A space shuttle could be launched every week using fuel saved by motorists using the most efficient route for a proposed 12km bypass in Co Waterford instead of the least efficient, an EU energy study has found.
In the light of these findings, the National Roads Authority (NRA) plans to incorporate an energy efficiency analysis as part of the environmental assessment on selected new road projects.
The results of the Integration of the Measurement of Energy Usage in Road Design (IERD) study under the EU Save programme are "staggering", according to NRA engineering inspector Donal Clear, who observed the research.
Transport accounts for more than 80 per cent of the energy consumed in Europe and faced with sharply rising oil prices and Kyoto targets, the Directorate-General for Energy and Transport commissioned the report to examine the impact of road design on energy efficiency.
"If you take the route we used as an example in Ireland, the N25 Dungarvan bypass, the difference between the most efficient and least efficient of the five options considered was massive."
The energy efficiency of the five different N25 routes was compared for the EU study. Similar comparisons were carried out for planned roads in France, Portugal, Sweden and the Czech Republic.
"For the layman, it is the equivalent of launching a shuttle into orbit every week. Multiply that out over a 20-year lifespan of a road and the differences become absolutely enormous," he said.
"Waterford Co Council is designing the N25 and the different options varied in length from 11.43km to 13.13km.
"The results we found on the N25 were consistent across the EU. The energy savings between different designs can be literally staggering," says Mr Clear.
The research brought together engineering experts in road design, energy evaluation, geotechnology and IT. This led to the development of "Joulesave", a computer programme that works with existing road design software to allow engineers analyse the anticipated energy consumption of vehicles using each of the proposed route options. Road efficiencies come from reduced gradients, road surfaces with lower friction and layouts that reduce the amount of sudden acceleration and braking required.

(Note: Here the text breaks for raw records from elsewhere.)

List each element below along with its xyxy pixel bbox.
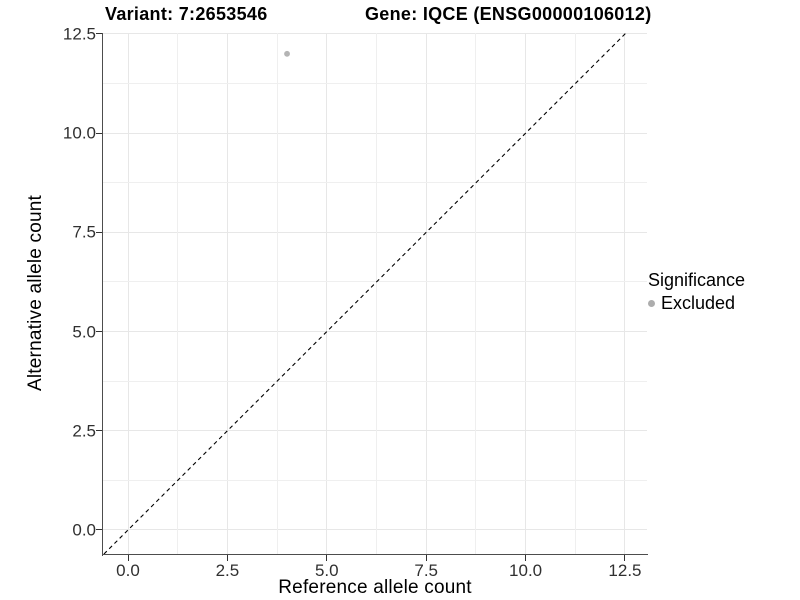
x-tick-mark [525, 555, 527, 561]
x-tick-label: 0.0 [116, 561, 140, 580]
x-tick-label: 10.0 [509, 561, 543, 580]
y-major-gridline [103, 231, 647, 233]
x-tick-label: 2.5 [215, 561, 240, 580]
y-tick-mark [96, 231, 102, 233]
plot-overlay [103, 33, 627, 554]
x-minor-gridline [276, 33, 278, 554]
plot-panel [103, 33, 647, 554]
x-tick-mark [127, 555, 129, 561]
data-point-excluded [284, 50, 290, 57]
x-tick-label: 7.5 [414, 561, 439, 580]
x-minor-gridline [475, 33, 477, 554]
y-tick-label: 2.5 [72, 421, 96, 441]
legend-entry-excluded: Excluded [648, 293, 745, 313]
x-minor-gridline [574, 33, 576, 554]
x-major-gridline [226, 33, 228, 554]
y-axis-label: Alternative allele count [25, 195, 46, 391]
x-minor-gridline [375, 33, 377, 554]
y-major-gridline [103, 132, 647, 134]
y-tick-mark [96, 33, 102, 35]
y-tick-label: 5.0 [72, 322, 96, 342]
legend-key-dot-icon [648, 299, 655, 307]
identity-dashed-line [103, 33, 627, 554]
y-tick-mark [96, 331, 102, 333]
y-tick-mark [96, 529, 102, 531]
x-major-gridline [425, 33, 427, 554]
plot-title-gene: Gene: IQCE (ENSG00000106012) [365, 4, 652, 24]
legend: Significance Excluded [648, 270, 745, 313]
x-major-gridline [525, 33, 527, 554]
y-major-gridline [103, 331, 647, 333]
y-tick-label: 0.0 [72, 520, 96, 540]
y-tick-label: 7.5 [72, 222, 96, 242]
x-major-gridline [127, 33, 129, 554]
y-tick-mark [96, 132, 102, 134]
y-tick-label: 10.0 [62, 123, 96, 143]
plot-title: Variant: 7:2653546 Gene: IQCE (ENSG00000… [0, 0, 800, 30]
x-tick-mark [425, 555, 427, 561]
x-axis-label: Reference allele count [278, 577, 472, 598]
y-tick-mark [96, 430, 102, 432]
y-minor-gridline [103, 182, 647, 184]
y-major-gridline [103, 33, 647, 35]
plot-title-variant: Variant: 7:2653546 [105, 4, 268, 24]
y-minor-gridline [103, 83, 647, 85]
x-tick-mark [326, 555, 328, 561]
x-axis-line [101, 553, 648, 555]
y-minor-gridline [103, 380, 647, 382]
x-major-gridline [326, 33, 328, 554]
x-tick-label: 12.5 [608, 561, 642, 580]
legend-title: Significance [648, 270, 746, 290]
y-axis-line [101, 33, 103, 556]
x-minor-gridline [177, 33, 179, 554]
y-tick-label: 12.5 [62, 24, 96, 44]
x-major-gridline [624, 33, 626, 554]
y-major-gridline [103, 529, 647, 531]
legend-entry-label: Excluded [661, 293, 736, 313]
y-minor-gridline [103, 281, 647, 283]
x-tick-mark [624, 555, 626, 561]
y-major-gridline [103, 430, 647, 432]
x-tick-label: 5.0 [314, 561, 339, 580]
y-minor-gridline [103, 479, 647, 481]
x-tick-mark [226, 555, 228, 561]
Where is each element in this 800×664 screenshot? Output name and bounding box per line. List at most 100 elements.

"The changes in an individual vehicle are small, but multiplied across the thousands of vehicles that will use a route every day, and they become very clear.
"Gradients have a significant impact on energy efficiency and a reduction of vertical gradients improves this efficiency."
While ecological rather than energy considerations are expected to determine the final route of the N25, in view of the report's findings, the NRA plans to run energy assessments on greenfield routes on a pilot basis.
The report was submitted to the EU in recent weeks.
"At this stage it is unclear what the EU will do with the data. They might include it as a legal requirement in an EIS to carry out an energy efficiency survey in the same way that a myriad of different factors are examined such as the impact noise," said Mr Clear.